4.4.2.2.Le cadre du débat : la réaction à l’Audit et la réaffirmation de l’objectif du report modal

Le rapport de la DATAR de 2003 alimente, en complément de l’Audit, le débat parlementaire français sur la politique d’infrastructures de transport qui se poursuit la même année avec le rapport des sénateurs Gerbaud et Haenel sur le fret ferroviaire et celui du sénateur De Richemont sur le pavillon français et le cabotage maritime. Élaboré en partie en réponse à l’Audit, il développe une vision générale de l’organisation du système des transports et réaffirme une vision européenne (Livre Blanc de 2001) de la politique d’infrastructures orientée vers le transfert modal de la route vers les autres modes dans une optique de réduction de l’impact environnemental des transports. La justification de la politique de report modal est, en effet, de limiter les nuisances (accidents, dégradation de l’environnement) des transports, notamment de la route qui est aujourd’hui le mode de déplacement largement dominant. Ce rapport réaffirme ainsi la place de l’objectif de transfert modal qui avait été remis en question par le rapport d’Audit. Il place le transport de marchandises non routier au premier rang des priorités de la politique des transports nationale et recommande la constitution de quelques axes ferroviaires dédiés ou à forte priorité fret au débouché des ports ou dans les grands corridors de transit, ainsi que la connexion de ce réseau avec ceux des pays voisins. Le rapport préconise également l'extension du réseau à grande vitesse qui devrait s'attacher à l'irrigation des espaces transfrontaliers de coopération et privilégier, parmi ces lignes à grande vitesse, celles qui permettraient de dégager des sillons en faveur du fret sur des itinéraires intéressants.
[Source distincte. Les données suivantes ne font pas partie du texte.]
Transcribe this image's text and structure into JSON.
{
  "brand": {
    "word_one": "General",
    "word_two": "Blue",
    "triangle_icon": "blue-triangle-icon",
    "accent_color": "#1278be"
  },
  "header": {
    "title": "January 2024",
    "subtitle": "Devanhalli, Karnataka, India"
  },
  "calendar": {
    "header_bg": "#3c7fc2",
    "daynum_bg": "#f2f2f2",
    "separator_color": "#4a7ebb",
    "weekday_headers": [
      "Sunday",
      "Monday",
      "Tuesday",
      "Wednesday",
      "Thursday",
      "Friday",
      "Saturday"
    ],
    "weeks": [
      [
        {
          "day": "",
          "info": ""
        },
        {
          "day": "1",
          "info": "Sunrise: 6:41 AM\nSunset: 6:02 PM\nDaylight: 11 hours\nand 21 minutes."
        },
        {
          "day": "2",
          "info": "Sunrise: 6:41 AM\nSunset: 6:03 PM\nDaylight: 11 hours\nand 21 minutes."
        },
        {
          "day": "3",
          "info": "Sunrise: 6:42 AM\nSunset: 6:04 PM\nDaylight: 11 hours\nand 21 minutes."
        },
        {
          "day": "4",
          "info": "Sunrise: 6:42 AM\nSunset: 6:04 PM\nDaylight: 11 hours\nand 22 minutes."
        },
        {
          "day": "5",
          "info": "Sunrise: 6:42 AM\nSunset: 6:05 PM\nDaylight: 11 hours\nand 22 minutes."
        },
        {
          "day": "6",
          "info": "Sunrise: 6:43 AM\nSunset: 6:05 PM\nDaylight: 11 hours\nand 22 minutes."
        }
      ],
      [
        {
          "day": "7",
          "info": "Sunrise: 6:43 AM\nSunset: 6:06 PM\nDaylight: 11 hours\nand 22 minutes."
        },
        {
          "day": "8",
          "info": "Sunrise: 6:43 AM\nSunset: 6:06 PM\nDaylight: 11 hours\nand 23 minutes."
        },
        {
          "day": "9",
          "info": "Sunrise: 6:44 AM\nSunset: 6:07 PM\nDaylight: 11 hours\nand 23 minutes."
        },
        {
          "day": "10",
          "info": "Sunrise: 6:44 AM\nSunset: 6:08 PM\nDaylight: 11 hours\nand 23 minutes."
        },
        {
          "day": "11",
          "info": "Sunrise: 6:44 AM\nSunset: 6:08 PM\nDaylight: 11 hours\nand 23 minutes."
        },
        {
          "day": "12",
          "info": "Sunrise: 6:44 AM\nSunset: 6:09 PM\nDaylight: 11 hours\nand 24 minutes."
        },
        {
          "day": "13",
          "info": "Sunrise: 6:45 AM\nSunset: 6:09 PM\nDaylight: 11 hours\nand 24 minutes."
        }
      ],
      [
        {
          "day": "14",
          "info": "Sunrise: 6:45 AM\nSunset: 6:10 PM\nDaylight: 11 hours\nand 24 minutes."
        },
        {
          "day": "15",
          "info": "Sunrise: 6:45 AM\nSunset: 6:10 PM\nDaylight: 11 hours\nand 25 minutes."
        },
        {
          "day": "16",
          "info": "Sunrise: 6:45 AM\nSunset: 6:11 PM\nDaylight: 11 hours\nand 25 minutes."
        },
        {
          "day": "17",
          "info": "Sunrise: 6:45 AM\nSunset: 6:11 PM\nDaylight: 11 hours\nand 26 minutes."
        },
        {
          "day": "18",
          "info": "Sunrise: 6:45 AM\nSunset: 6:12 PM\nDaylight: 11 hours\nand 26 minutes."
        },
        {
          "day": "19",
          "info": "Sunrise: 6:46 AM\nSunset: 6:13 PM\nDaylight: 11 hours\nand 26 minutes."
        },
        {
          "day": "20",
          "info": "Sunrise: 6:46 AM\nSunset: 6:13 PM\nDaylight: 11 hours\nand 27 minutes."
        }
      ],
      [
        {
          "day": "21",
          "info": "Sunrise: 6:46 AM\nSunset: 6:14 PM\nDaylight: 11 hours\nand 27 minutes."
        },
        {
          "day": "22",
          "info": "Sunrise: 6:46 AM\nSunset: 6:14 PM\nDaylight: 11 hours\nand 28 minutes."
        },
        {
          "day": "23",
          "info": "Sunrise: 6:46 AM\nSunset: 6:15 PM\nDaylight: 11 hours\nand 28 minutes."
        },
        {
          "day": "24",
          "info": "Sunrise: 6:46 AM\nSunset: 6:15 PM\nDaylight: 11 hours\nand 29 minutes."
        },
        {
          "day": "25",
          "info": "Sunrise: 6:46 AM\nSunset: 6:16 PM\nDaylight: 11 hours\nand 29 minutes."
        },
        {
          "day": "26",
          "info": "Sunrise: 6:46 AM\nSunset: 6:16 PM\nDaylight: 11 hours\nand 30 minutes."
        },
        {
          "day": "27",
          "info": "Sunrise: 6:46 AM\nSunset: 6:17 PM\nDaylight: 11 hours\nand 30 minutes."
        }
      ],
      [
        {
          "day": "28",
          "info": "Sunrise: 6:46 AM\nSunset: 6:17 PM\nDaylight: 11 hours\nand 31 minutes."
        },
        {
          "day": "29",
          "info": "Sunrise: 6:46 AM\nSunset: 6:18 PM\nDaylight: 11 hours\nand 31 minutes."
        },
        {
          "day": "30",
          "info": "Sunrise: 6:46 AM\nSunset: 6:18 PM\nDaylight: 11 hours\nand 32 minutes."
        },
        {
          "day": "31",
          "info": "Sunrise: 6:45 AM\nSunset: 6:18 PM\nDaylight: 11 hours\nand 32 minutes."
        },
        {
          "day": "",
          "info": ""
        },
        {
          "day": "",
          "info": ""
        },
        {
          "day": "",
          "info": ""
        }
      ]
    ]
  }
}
Il formule aussi une réponse au niveau des problèmes financiers qu’une telle solution est censée soulever, en proposant, entre les deux solutions du financement public et du financement privé, le recours à la troisième voie d’un partenariat public-privé (PPP) : « la principale piste d'amélioration que l'on peut concevoir consiste à laisser plus de marge de manœuvre aux acteurs privés dans la mise au point des projets » (DATAR, 2003). Par ailleurs, la logique d’appel d’offre et de mise en concurrence des opérateurs dans les transports est voulue au niveau européen et a profondément transformé le système de concession de maîtrise d’ouvrage antérieur, en conduisant à l’introduction de partenaires privés.

Le CIADT de décembre 2003 conclut cette phase de débat. En s’inspirant du rapport de la DATAR dont les diverses conclusions ont été largement reprises dans le débat parlementaire de l’automne, il définit les choix d’infrastructures des prochaines années, qui portent sur des enjeux de plusieurs dizaines de milliards d’euros et comprennent principalement des projets ferroviaires. Avec la réaffirmation forte de la centralité de l’objectif du report modal dans la politique des transports français, le projet Lyon-Turin s’installe stablement dans la dimension alpine, qui correspond à l’affirmation de l’argumentaire écologique. L’approbation de la première phase d’études de LTF (APS) et la décision de passer à une étape ultérieure d’étude et de réalisation s’insèrent dans ce moment de reconstruction du consensus à l’intérieur de la growth machine française, qui se développe autour de l’objectif du report modal.